Microbes for environmental research should be cultured in growth media with characteristics (e.g., pH, ionic strength, and ionic composition) as close to their original habitat as possible. Additionally, the medium should also enable high cell density to be obtained, which is needed for providing sufficient cells in subsequent experiments. This in-progress report describes the formulation of a medium with an environmentally relevant composition (i.e., lack of complex organics), and that allows aerobic high cell density cultivation of Escherichia coli DH5α (ATCC 53868) in shake flasks. The formulated medium comprises four components: a buffer system (K2HPO4: 12.54 g/L and KH2PO4: 2.31 g/L), vitamins (yeast extract: 12.0 g/L), salts (NaCl: 5.0 g/L and MgSO4: 0.24 g/L), and carbon and nitrogen sources (D-Glucose: 6.0 g/L and NH4Cl: 1.5 g/L).

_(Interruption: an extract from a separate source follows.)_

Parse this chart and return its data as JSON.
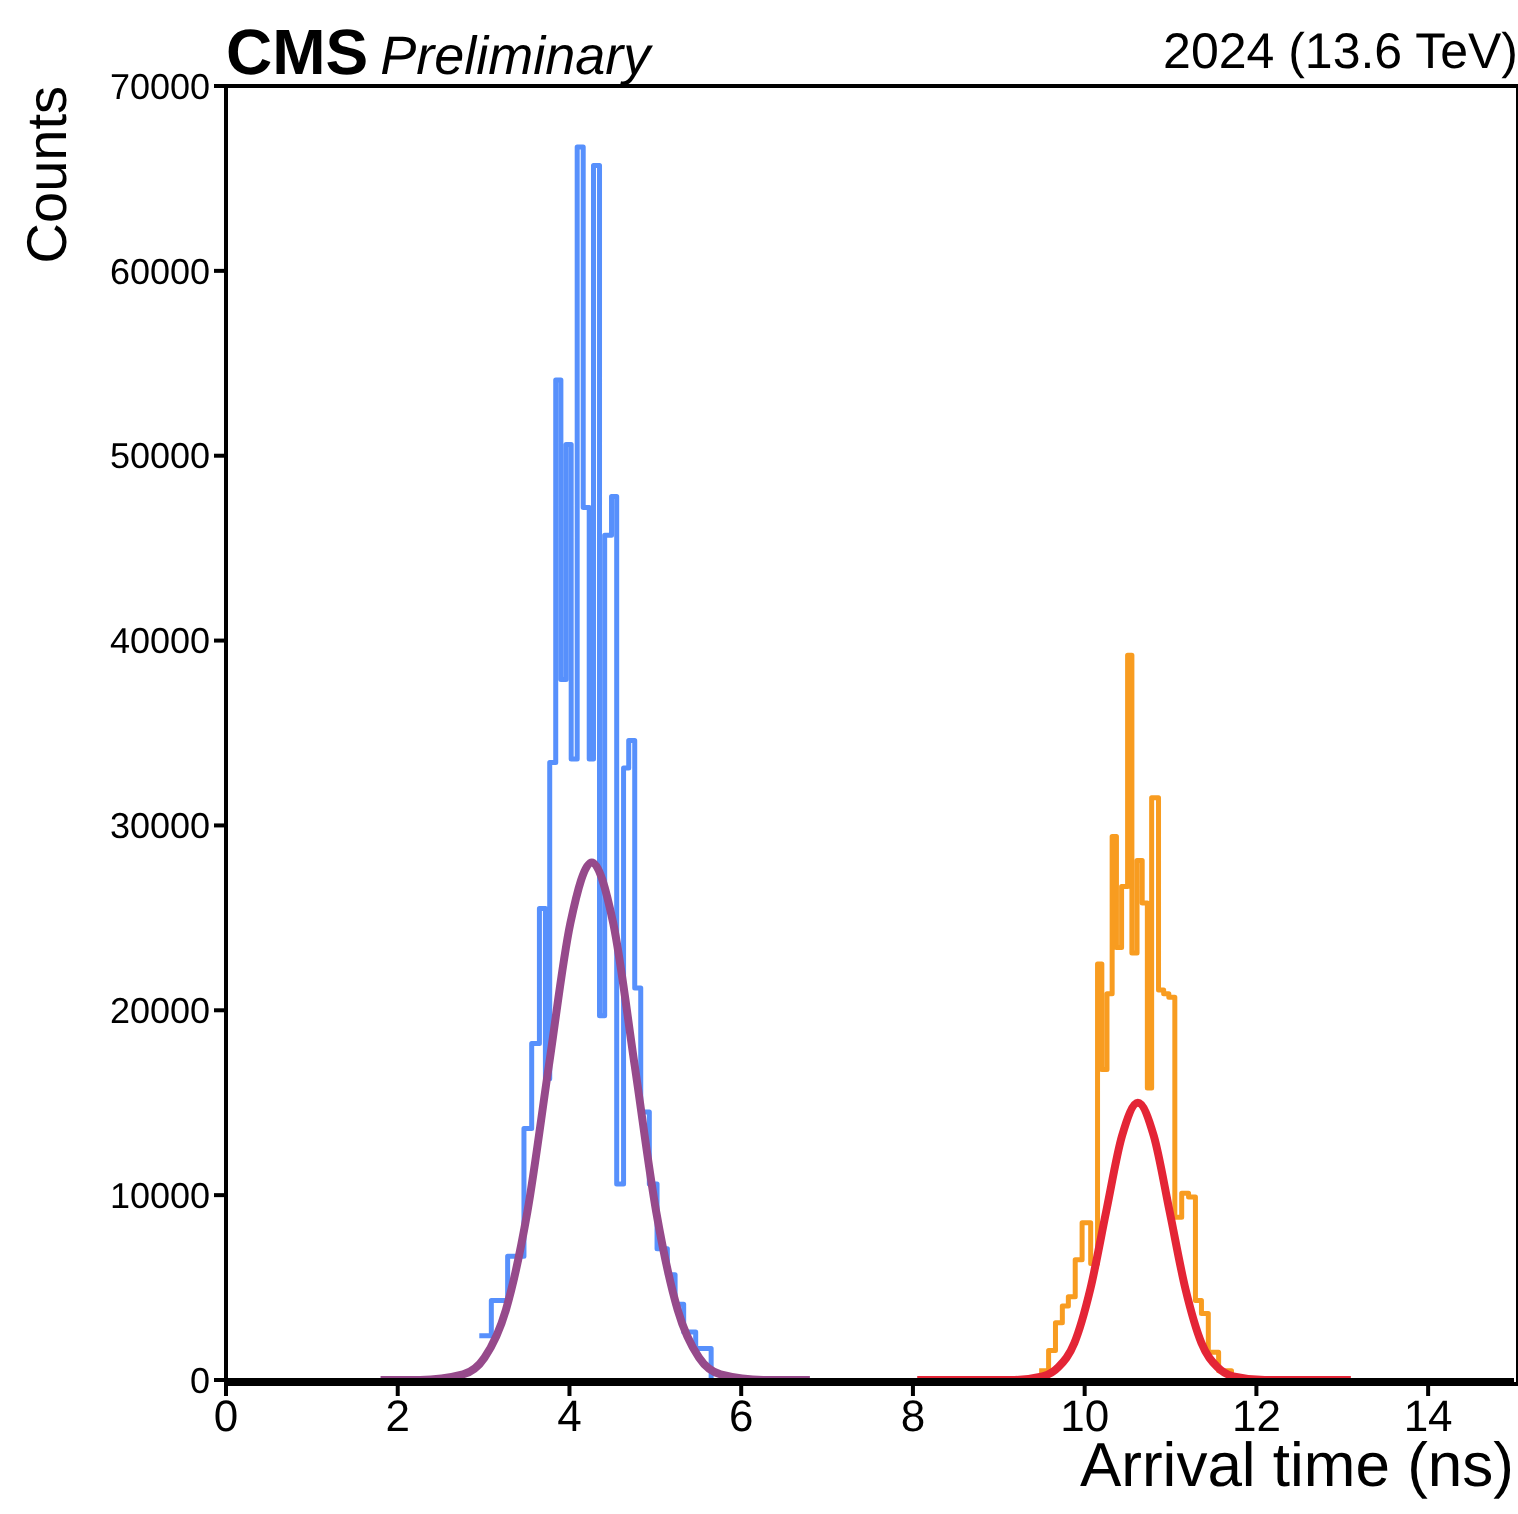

Notable characteristics of this medium were: high capacity phosphate buffer system (89 mM phosphate); 1:1 molar ratio between D-Glucose and NH4Cl; and yeast extract providing trace elements and a secondary carbon and nitrogen source. Growth experiments revealed that an OD600nm of 9 was obtained after 24 hours of cultivation at 37 oC. Glucose and NH4Cl served as primary carbon and nitrogen sources for this growth phase. After 48 hours, the OD600nm reached 11, where carbohydrates, lipids and proteins in yeast extract provided the nutrients for biomass formation. Broth’s pH varied between 5.5 and 7.8 during cultivation, which is conducive for E. coli growth. In comparison, the OD600nm of E. coli reached 1.4, 3.2, and 9.2 in three commonly used complex media; Nutrient Broth, LB Lennox, and Tryptic Soy Broth, respectively, over 48 hours under identical culture conditions. In addition, the formulated medium was able to maintain a large viable cell population for a longer period of time (three days) compared to Tryptic Soy Broth. Thus, preliminary data suggested that the formulated medium holds potential for use as a high cell density aerobic growth medium for Gram-negative bacteria.